Sparkles7:00p.m. Little did I know that when I started this website to promote my eBook, “Angel Someone”, that just as I was putting the final touches on it, my old, dear cat would decide to leave this world.

Sparkles came to us 12 years ago and was a mature cat, so we can only guess at her age being between 16 and 19. For the last year, I have been on guard, watching as her weight and strength slowly ebbed away, as the vet told us it would.

But this afternoon, I noticed she was hanging around in the hallway, not following the sun through the house as usual. I brought her water to her but she didn’t drink it. She made retching noises, but didn’t throw up. I knew then that her time was coming.

I picked her up and brought her to the living room where we had a heating pad for her on the couch, but she didn’t like that. Instead, she camped out in front of my office door, right in the middle of traffic.

When I broke for work in the afternoon, I put my red down vest over her old bones. It had been under the Christmas tree since before the holidays for her to lie on. She squirmed out from under the vest and sat on top of it instead. I brought her a special treat: tuna juice, but she turned her head away. That’s when I noticed her tail was wet, that she had peed on the jacket. So I knew she was really near the end because she couldn’t make it to the litter box.

I called a good friend who was a vet’s assistant and asked her what I could do. She told me to take a cloth dipped in warm water and ring it out well, than going in the direction of her fur, clean her legs and tail, because she would want to be clean, even if she can’t do it for herself. Then using a dry cloth, slowly dry her off. Keep her warm by putting the heating pad behind her. Stroke her from between her ears all the way down her spine in a long, slow, gentle rhythm which will calm her heart. And keep old towels nearby because it could get messy in the end. She also suggested putting a little bit of water on her lips.

So I used a warm, wet rag, like a big mother cat’s tongue which I could see she appreciated. I made her a bed of towels which she instantly climbed into under the Christmas tree. And I turned the space heater on and placed it several feet away.

Her tail and legs are dry and clean now. Her breathing is shallow. Her eyes are open and far away. I called my daughter who just adopted her first cat this weekend and named him Schopenhauer. She was sad to hear about Sparkles and whispered in her ear over my phone, her big grey cat talking in the background.

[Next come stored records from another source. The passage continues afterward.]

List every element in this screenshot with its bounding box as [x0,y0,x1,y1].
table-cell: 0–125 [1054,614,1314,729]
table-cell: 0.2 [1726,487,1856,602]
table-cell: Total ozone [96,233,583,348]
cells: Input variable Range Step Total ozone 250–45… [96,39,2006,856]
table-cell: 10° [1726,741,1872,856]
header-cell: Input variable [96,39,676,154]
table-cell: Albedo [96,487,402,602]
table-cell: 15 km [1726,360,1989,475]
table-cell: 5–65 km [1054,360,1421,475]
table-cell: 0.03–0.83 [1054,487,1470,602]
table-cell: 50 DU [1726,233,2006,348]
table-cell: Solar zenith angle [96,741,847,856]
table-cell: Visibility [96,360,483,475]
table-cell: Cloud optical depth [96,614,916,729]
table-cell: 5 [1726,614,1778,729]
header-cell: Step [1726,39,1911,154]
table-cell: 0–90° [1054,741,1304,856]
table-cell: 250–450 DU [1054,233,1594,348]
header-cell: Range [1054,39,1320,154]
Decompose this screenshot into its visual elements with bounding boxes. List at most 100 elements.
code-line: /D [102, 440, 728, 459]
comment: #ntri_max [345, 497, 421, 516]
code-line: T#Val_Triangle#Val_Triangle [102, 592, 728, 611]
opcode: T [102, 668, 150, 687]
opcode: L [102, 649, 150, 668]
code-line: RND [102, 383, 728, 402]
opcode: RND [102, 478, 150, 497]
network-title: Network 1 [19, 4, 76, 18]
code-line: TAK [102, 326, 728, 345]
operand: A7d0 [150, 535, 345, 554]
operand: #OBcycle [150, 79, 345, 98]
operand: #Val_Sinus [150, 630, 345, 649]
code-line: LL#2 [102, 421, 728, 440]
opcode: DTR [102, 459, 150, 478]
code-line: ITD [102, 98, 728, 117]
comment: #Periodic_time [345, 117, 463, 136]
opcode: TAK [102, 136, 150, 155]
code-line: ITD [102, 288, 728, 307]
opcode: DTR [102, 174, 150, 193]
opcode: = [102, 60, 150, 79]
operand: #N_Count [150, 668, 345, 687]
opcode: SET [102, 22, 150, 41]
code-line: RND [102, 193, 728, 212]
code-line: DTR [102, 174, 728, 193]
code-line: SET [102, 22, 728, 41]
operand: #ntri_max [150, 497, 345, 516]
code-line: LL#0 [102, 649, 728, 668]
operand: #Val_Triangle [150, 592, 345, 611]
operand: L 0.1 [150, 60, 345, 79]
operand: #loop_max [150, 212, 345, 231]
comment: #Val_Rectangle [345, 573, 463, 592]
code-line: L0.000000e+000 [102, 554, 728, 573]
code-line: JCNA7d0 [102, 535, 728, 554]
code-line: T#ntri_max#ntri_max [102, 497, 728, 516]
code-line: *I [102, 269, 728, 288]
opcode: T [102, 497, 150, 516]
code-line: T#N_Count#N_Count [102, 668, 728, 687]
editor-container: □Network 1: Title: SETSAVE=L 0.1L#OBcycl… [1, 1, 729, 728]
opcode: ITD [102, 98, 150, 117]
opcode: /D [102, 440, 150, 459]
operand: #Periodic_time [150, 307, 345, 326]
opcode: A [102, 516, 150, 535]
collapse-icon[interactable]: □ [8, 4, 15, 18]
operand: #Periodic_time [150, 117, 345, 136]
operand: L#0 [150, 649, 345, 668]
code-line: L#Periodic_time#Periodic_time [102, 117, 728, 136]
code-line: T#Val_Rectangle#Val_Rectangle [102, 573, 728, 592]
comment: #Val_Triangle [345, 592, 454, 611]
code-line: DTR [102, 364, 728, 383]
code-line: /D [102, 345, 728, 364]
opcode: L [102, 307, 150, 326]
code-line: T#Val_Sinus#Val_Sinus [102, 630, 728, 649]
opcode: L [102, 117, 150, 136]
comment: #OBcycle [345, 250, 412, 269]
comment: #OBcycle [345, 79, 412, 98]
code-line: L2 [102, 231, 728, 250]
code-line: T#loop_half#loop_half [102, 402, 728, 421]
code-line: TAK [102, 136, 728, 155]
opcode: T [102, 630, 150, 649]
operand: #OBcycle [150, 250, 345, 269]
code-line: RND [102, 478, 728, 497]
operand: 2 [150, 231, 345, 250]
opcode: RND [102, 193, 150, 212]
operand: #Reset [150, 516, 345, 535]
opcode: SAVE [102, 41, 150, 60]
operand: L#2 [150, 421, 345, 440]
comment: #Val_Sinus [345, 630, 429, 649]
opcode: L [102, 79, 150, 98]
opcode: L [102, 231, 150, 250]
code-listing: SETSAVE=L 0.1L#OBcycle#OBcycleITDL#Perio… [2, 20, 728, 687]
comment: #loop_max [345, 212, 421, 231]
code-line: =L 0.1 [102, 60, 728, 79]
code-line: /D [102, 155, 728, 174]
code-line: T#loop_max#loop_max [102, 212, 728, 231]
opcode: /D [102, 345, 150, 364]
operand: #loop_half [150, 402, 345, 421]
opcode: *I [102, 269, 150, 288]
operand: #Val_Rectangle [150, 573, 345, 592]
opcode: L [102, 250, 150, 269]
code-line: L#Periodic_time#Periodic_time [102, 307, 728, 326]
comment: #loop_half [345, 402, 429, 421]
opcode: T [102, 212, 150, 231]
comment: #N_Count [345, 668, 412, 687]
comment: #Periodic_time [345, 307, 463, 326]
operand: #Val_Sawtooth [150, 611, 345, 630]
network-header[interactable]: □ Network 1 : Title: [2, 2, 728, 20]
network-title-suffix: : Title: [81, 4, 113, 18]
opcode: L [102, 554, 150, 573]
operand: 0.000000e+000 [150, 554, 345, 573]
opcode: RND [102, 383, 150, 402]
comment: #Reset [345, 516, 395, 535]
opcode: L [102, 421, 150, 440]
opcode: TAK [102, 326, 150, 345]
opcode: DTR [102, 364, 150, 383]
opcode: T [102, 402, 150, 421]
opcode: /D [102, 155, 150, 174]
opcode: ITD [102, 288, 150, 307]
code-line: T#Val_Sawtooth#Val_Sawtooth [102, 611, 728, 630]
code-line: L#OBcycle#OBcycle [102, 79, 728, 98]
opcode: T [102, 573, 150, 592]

Asher made us a dinner of bean burritos and salad, but I couldn’t eat much of it. I went back to stroking Sparkles, telling her she could turn it all around if she wanted to. But that if she decided to go, I would be happy for her on her journey. I told he she was brave and fearless, that her nickname, Bear, attested to that. She tries to get up, but wobbles and falls down.

I called Colin, too, and let him know. He was out with friends, I could hear them laughing in the background.

The one thing my friend also said was not to take it personally if I get up to eat or go to the bathroom and she dies, that she may want the privacy.

For now, Asher and I take turns sitting by her, petting her slowly, and loving her.